Brooklyn 6G Summit, New York – AT&T executive told the Brooklyn 6G Summit Wednesday that the operator is concerned with network automation and the launch of 5G-Advanced before it even gets to 6G, which will probably be sometime in 2030.
Chris Sambar, president of network at AT&T, told the audience at New York University’s Engineering School that the operator already had “a lot of algorithms” running on its network. AT&T pioneered self optimizing network (SON) technology: it started trialing the technology way back in 2012 and has moved a lot of the SON automation software to help manage and configure 5G networks.
The next step is to move to managing those algorithms with artificial intelligence (AI) and machine learning (ML), Sambar indicated.
“We have hundreds of these things now but if one breaks we have to go figure where it is, what server it’s sitting on, what’s wrong with it and how do we fix it,” Sambar said. “I would love a machine to manage that for me, that seems like a perfect job for a machine.”
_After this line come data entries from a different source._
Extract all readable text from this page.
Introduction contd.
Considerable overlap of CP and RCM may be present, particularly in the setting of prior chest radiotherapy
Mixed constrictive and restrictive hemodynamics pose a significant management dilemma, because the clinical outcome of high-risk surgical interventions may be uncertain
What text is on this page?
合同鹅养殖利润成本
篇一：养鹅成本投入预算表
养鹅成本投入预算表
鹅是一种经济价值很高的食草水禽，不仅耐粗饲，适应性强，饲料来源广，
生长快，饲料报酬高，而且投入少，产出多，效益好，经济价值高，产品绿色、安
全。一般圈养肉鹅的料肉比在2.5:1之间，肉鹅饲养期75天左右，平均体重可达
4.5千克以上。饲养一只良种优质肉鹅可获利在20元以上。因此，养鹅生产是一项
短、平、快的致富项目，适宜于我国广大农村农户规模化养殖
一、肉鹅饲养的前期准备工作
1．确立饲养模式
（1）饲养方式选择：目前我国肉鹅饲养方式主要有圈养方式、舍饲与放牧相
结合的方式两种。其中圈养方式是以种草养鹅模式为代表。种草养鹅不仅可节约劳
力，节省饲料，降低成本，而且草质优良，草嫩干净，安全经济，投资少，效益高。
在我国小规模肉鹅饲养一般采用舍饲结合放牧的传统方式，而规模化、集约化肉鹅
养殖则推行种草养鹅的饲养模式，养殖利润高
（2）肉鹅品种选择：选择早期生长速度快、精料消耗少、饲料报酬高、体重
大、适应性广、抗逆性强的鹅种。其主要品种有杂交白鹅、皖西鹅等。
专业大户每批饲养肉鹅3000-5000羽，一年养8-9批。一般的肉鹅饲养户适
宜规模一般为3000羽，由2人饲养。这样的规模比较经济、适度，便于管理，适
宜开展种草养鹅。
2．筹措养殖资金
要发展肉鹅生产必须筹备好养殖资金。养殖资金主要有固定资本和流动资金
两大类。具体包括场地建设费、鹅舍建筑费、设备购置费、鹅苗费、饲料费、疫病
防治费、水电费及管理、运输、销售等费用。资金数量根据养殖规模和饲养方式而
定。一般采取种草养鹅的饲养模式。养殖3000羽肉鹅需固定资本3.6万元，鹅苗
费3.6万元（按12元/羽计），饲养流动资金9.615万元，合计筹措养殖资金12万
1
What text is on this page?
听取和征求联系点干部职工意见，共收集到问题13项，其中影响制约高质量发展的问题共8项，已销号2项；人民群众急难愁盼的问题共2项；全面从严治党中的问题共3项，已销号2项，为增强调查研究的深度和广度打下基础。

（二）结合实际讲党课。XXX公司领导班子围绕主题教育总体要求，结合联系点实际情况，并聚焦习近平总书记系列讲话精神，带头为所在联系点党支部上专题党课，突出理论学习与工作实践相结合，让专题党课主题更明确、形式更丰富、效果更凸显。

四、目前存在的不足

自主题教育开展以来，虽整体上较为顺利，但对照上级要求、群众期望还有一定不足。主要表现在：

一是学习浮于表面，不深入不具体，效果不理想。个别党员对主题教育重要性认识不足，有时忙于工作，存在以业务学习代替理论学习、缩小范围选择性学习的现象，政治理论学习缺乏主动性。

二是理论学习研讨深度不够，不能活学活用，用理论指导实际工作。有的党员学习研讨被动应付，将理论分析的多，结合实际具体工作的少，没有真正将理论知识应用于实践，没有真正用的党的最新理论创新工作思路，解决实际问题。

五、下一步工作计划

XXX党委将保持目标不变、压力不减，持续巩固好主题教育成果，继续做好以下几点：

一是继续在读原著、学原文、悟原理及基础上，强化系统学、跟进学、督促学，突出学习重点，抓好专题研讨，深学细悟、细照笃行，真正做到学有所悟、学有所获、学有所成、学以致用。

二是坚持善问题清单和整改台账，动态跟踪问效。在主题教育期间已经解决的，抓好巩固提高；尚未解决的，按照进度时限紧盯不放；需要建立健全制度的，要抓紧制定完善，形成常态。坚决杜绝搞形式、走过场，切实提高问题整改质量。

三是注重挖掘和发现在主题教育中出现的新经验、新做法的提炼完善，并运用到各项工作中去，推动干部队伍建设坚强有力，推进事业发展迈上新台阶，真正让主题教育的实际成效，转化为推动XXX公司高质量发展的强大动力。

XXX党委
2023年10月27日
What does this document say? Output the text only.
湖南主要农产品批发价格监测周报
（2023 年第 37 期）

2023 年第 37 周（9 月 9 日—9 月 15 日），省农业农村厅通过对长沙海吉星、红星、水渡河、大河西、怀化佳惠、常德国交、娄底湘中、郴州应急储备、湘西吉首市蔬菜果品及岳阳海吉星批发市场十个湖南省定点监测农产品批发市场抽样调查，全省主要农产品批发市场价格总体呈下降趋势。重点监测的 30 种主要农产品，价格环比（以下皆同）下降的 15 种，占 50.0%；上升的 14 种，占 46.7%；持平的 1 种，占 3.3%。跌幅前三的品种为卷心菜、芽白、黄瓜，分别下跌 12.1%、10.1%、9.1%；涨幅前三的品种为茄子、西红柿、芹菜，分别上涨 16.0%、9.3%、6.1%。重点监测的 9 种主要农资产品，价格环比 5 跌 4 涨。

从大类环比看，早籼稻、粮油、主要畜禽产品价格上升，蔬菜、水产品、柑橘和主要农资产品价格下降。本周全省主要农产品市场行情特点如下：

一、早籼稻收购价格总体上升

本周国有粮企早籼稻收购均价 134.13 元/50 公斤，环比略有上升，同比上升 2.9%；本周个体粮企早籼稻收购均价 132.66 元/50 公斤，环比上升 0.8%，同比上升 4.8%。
During his talk, Sambar also suggested that using AI and ML for network management and automation will “save us hundreds of millions, if not billions of dollars” in operating costs.
Sambar said that AT&T is excited about the advent of 5G-Advanced (otherwise known as 5.5G) ahead of 6G. The chatter around 5G-A is already starting to build up even though it won’t be on commercial networks until 2025.
Nonetheless, as Silverlinings has already reported, 5G-A will advance the case for software-driven, standalone, cloud-native cellular networks.